Understand the environment

Successful analytics demands an understanding of the environment. It needs to take into account the organizational culture, the political reality, and power dynamics. It also needs to take into account extra-organizational factors. Economic, political, and regulatory pressures can have an impact and need to be taken into account. Don’t be the person who does something stupid by violating a law around data. The legal environment is an important one and while you don’t have to be a lawyer and likely aren’t, it’s important to understand what’s going on.

Impact > “Cool”

Impact of analytics is more important than using “cool” solutions. If a simpler model can be used with the same impact as a more complex model, then there is no need for a complex solution. Similarly, if all that is needed is a few visualizations, then making a model is overkill. Just because we can do something doesn’t mean that we should. Since our focus is on impact, we shouldn’t chase after the latest shiny toy in analytics. Because of this, my definition of data science is broader than some and includes any and all solutions to data-centric problems.

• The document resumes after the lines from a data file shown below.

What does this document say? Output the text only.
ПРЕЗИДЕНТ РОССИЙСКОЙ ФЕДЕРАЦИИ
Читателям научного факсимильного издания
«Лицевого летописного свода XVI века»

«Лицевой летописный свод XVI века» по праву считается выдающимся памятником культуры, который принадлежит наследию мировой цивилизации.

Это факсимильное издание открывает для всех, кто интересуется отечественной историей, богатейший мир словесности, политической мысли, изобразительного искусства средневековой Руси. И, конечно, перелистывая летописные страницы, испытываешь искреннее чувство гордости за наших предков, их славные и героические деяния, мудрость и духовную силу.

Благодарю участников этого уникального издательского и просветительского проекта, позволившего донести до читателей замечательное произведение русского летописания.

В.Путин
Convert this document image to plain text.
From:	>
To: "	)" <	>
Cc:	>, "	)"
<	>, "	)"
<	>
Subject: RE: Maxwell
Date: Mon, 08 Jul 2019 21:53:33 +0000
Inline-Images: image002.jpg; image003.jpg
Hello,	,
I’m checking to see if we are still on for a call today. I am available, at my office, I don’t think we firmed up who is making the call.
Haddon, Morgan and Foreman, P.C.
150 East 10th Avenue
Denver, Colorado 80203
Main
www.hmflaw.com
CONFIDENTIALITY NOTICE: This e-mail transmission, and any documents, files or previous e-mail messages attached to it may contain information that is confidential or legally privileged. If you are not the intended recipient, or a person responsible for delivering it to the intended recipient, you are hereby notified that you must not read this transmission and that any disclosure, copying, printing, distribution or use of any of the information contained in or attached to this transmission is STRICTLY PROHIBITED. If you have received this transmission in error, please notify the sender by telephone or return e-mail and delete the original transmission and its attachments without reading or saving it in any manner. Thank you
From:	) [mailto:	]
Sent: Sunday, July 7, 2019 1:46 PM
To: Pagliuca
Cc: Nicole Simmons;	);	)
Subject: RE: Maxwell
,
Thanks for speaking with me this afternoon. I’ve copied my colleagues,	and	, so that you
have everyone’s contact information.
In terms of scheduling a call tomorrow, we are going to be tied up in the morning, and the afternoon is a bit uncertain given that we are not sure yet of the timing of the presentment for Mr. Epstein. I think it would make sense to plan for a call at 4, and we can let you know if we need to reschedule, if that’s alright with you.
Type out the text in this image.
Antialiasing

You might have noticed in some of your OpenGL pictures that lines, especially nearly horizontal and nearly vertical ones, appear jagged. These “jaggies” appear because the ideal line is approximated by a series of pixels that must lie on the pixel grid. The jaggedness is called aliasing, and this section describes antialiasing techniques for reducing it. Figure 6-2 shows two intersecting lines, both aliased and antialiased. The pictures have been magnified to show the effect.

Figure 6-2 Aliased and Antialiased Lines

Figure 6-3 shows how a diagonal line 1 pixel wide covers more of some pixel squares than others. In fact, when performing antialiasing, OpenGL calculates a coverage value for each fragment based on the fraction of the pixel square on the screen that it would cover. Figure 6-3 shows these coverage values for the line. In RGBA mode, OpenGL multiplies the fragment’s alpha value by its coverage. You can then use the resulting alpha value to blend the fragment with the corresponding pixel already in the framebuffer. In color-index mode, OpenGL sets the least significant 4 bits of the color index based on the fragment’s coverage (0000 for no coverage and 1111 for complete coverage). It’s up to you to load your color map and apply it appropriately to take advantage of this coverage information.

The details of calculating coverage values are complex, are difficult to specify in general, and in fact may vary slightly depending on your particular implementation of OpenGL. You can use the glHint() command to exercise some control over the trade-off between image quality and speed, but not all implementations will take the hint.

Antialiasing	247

Going along with this idea of impact, we need to think about our impact in other ways. Ethics matters both in the present and in the future. We need to ensure our work is ethical and has the maximum positive impact on the world while minimizing our negative impact on the world. This demands that we think broadly about the impact of our offerings on all stakeholders. Analytics can have an outsized impact on people’s lives and we need to keep that in mind as we do our work. Ethics isn’t just something someone has, it’s what we do and it needs to permeate our work.